By “creating knowledge,” as Merrow calls it, students are reinforcing real-world skills, as well as learning how to question information presented as fact—a literacy Stanford journalism professor Howard Rheingold refers to as “crap detection”. “Now that anyone can publish anything and search engines turn up inaccurate information, misinformation, and disinformation along with accurate claims, the consumer, not the producer of information, must test the validity of claims,” he says.
Daisey’s main defense against the critique— that his was a piece of theatre, something designed to be performed in an artistic medium—is a familiar one online. “The same rules don’t apply online,” we hear, or “blogging isn’t journalism.” Yet helping students understand that the foundation of trust lies in truth, no matter what the context is a valuable lesson. The Public Theatre, where Daisey’s show had multiple successful runs, advertised the play as “non-fiction,” of which New York Times reporter Charles Isherwood said, “The problem is Mr. Daisey’s particular brand of theater is experienced by the audience as direct and honest testimony to events that he witnessed.
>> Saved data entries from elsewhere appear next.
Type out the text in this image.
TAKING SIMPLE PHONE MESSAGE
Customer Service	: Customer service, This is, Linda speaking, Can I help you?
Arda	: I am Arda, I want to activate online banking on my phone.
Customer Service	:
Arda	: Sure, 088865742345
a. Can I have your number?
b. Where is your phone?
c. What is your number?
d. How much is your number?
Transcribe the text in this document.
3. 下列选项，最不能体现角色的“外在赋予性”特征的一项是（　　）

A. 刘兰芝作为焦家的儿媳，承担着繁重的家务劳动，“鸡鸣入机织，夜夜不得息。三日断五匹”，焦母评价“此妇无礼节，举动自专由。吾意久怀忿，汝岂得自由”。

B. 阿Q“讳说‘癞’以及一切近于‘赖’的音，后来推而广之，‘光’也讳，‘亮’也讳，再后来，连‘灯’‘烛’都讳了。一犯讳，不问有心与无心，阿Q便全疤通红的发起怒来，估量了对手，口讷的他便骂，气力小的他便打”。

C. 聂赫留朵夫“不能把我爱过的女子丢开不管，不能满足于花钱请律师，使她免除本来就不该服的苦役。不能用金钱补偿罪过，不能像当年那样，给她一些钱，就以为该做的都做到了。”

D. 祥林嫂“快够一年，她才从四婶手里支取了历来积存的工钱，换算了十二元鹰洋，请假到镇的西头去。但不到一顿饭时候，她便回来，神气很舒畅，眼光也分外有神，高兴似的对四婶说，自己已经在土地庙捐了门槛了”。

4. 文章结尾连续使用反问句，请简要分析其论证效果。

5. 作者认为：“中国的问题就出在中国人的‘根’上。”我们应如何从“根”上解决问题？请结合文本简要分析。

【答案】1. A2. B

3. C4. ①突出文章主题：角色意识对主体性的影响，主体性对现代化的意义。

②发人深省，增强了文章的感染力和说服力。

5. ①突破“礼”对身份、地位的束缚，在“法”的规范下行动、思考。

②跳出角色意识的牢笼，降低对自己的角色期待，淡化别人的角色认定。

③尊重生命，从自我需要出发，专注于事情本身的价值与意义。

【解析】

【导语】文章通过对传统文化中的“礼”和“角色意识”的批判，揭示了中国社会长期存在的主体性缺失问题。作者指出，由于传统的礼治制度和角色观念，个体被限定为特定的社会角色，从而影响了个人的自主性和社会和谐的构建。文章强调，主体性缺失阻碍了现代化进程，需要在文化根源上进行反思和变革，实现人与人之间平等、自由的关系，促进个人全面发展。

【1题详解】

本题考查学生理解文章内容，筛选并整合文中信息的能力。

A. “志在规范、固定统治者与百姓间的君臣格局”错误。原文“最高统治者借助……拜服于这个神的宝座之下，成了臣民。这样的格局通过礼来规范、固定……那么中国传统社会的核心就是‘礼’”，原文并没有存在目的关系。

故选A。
Nonfiction should mean just that: facts and nothing but the facts.”
In many ways, the web is very much like a theatre and it is our job to discern what’s valid – which can be moderately difficult when things are slickly produced and there is a withstanding basis of trust. Carr put it plainly: “There is nothing in the journalism playbook to prevent a determined liar from getting one over now and again. It is partly because seekers of truth expect the same from others.”
A now classic online ruse, “Lonely Girl”, exposed the same sense of betrayal as the Daisey scandal. In 2006, a series of videos were posted by what appeared to be a teenage girl (lonelygirl15) talking about how alone she felt. The videos became a YouTube sensation and thousands of viewers poured their hearts out to Lonely Girl. Later that year, it was exposed that Lonely Girl was actually an actress and the vlogs were designed to become a web-based video series. As expected, Lonely Girl’s followers were outraged. One girl summed it up best in a post, “Everybody was mad because no one likes to be duped.”
The outrage Ira Glass felt after being duped by Mike Daisey was palpable on the retraction episode. “I have such a weird mix of feelings about this because I simultaneously feel terrible for you, and also I feel lied to,” Glass said. “And also, I stuck my neck out for you.”
As future generations become more web savvy with the help of training and improved curriculums, identifying unreliable online content should become easier. However, we’re not there yet. According to research conducted by Eszter Hargittai, an associate professor of communication at Northwestern University, many college students still lack the skills to determine the credibility of what they consume as truth online. "Just because younger people grew up with the Web doesn't mean they're universally savvy with it," Hargittai said. They need guidance in classic issues such as plagiarism, ethical use, and “truthiness” –all of which take on new layers online.